Di sebelah Sungai Bengawan terdapat Taman Satwa Taru Jurug yang juga peninggalan budaya Mataram. Jurug merupakan implementasi dari konsep kutaraja atau istana raja sejak awal berdirinya kota Solo pada tahun 1745. Sekarang, tak hanya satwa-satwa yang tak terawat, kebun binatang dan taman kota ini juga digerus oleh kejahatan kerah putih bernama korupsi. Sejak berhembus isu korupsi dana pemeliharaan Jurug oleh pemerintah daerah, Kebun Jurug menjadi pusat perhatian publik, baik di pusat maupun daerah. Wajah Kebun Jurug kini makin pasi, satwa-satwa yang ada di dalamnya kurus dan tidak terawat. Sistem sanitasinya pun tidak terpelihara dengan baik. Ini terlihat dari lumut mengerak yang menghiasi bibir selokan penghubung satu kandang dengan kandang lain. Sarana lain yang dibangun untuk merenovasi sisa bangunan lama juga tampak lapuk. Tempat peristirahatan raja itu, ironisnya, bukan rusak karena warga kota yang enggan mengunjunginya, tetapi karena koruptor yang mengambil uang jatah makan macan dan siamang.

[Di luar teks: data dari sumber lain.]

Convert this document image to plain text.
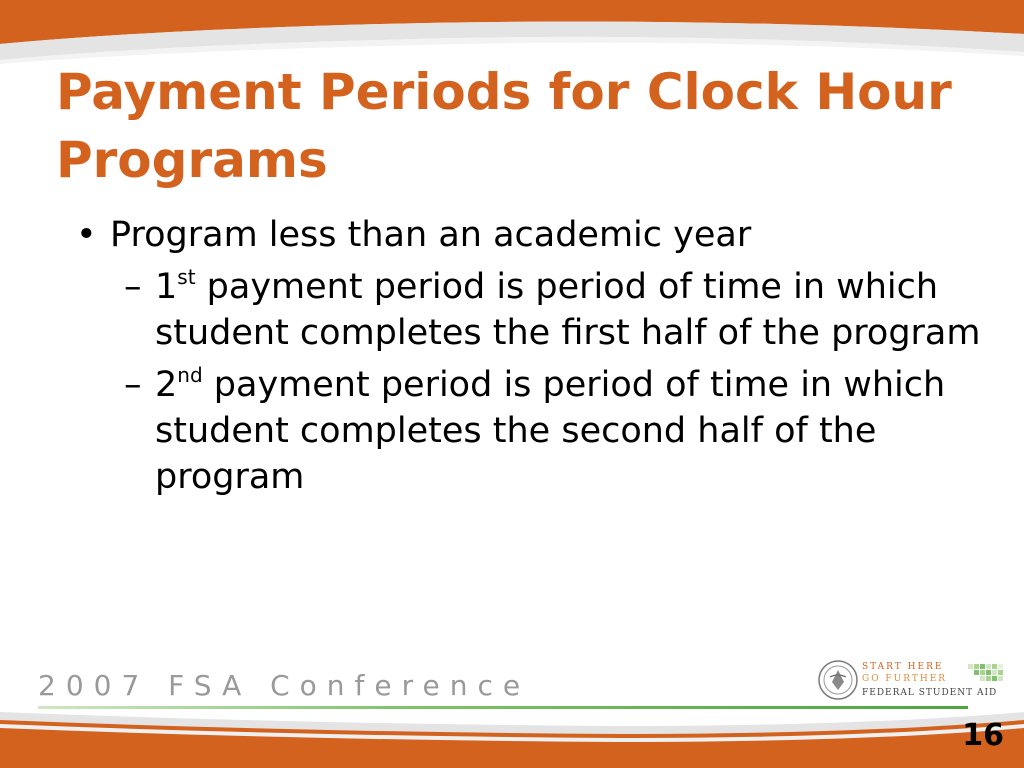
Payment Periods for Clock Hour Programs
• Program less than an academic year
– 1st payment period is period of time in which student completes the first half of the program
– 2nd payment period is period of time in which student completes the second half of the program

2007 FSA Conference

START HERE
GO FURTHER
FEDERAL STUDENT AID

16
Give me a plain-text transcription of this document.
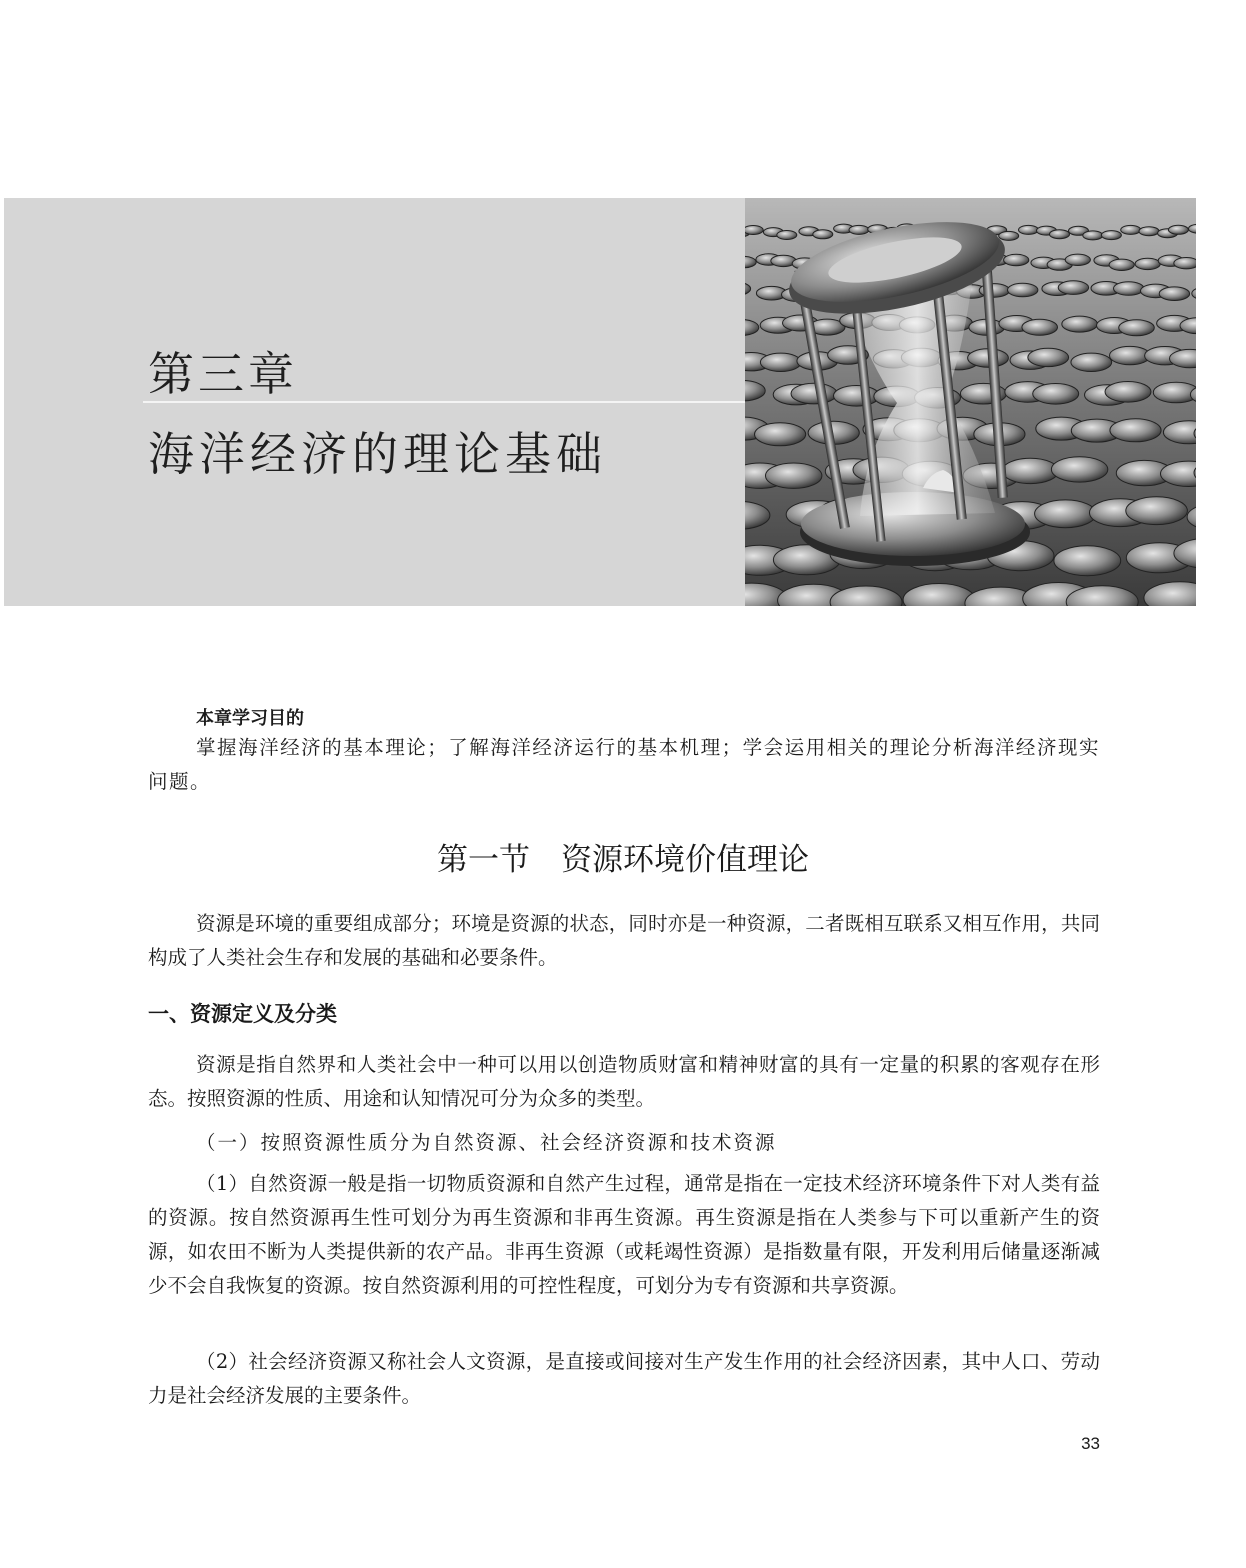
第三章
海洋经济的理论基础
本章学习目的

掌握海洋经济的基本理论；了解海洋经济运行的基本机理；学会运用相关的理论分析海洋经济现实问题。

第一节　资源环境价值理论

资源是环境的重要组成部分；环境是资源的状态，同时亦是一种资源，二者既相互联系又相互作用，共同构成了人类社会生存和发展的基础和必要条件。

一、资源定义及分类

资源是指自然界和人类社会中一种可以用以创造物质财富和精神财富的具有一定量的积累的客观存在形态。按照资源的性质、用途和认知情况可分为众多的类型。

（一）按照资源性质分为自然资源、社会经济资源和技术资源

（1）自然资源一般是指一切物质资源和自然产生过程，通常是指在一定技术经济环境条件下对人类有益的资源。按自然资源再生性可划分为再生资源和非再生资源。再生资源是指在人类参与下可以重新产生的资源，如农田不断为人类提供新的农产品。非再生资源（或耗竭性资源）是指数量有限，开发利用后储量逐渐减少不会自我恢复的资源。按自然资源利用的可控性程度，可划分为专有资源和共享资源。

（2）社会经济资源又称社会人文资源，是直接或间接对生产发生作用的社会经济因素，其中人口、劳动力是社会经济发展的主要条件。

33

Perjalanan terakhir kota Solo adalah makan malam di kawasan Kerten. Di daerah ini, pedagang menjual aneka penganan tradisional di malam hari. Salah satu yang menjadi kekhasan kota Solo adalah hik, yang sering disebut “hidangan istimewa kampung”. Penjaja hik biasanya membawa gerobak dan menyajikan hangat-hangat beraneka jajanan pasar dan sego kucing. Di depan hik yang berjejer di sepanjang Jalan Moewardi, terdapat Gereja Kerten. Gereja Kerten juga menjadi salah satu peninggalan sejarah di Kota Solo. Gereja ini dahulu adalah bekas gereja Belanda yang menyatu dengan kompleks perumahan pemerintah kolonial Belanda. Kompleks perumahan ini sekarang berganti fungsi menjadi kediaman mantan presiden Soeharto, yakni Ndalem Kalitan. Ndalem Kalitan juga merupakan salah satu representasi budaya Jawa kuno yang saat ini masih terpelihara dengan baik. Gereja Kerten dan kompleks yang ada di dalamnya tampak bersatu dengan jajaran factory outlet yang ada di depannya. Jika siang hari, kawasan Kerten dilewati kereta mini Solo-Wonogiri yang lagi-lagi, perlintasannya merupakan peninggalan Belanda. Karena mengikuti kontur sejarah, rel kereta api sepanjang Purwosari–Kerten–Jalan Slamet Riyadi dibiarkan terbuka tanpa dilengkapi palang pengaman. Rasanya daerah ini merupakan salah satu persimpangan antara keluhuran budaya Solo dan budaya urban yang ditandai dengan kehadiran mal dan jajaran factory outlet.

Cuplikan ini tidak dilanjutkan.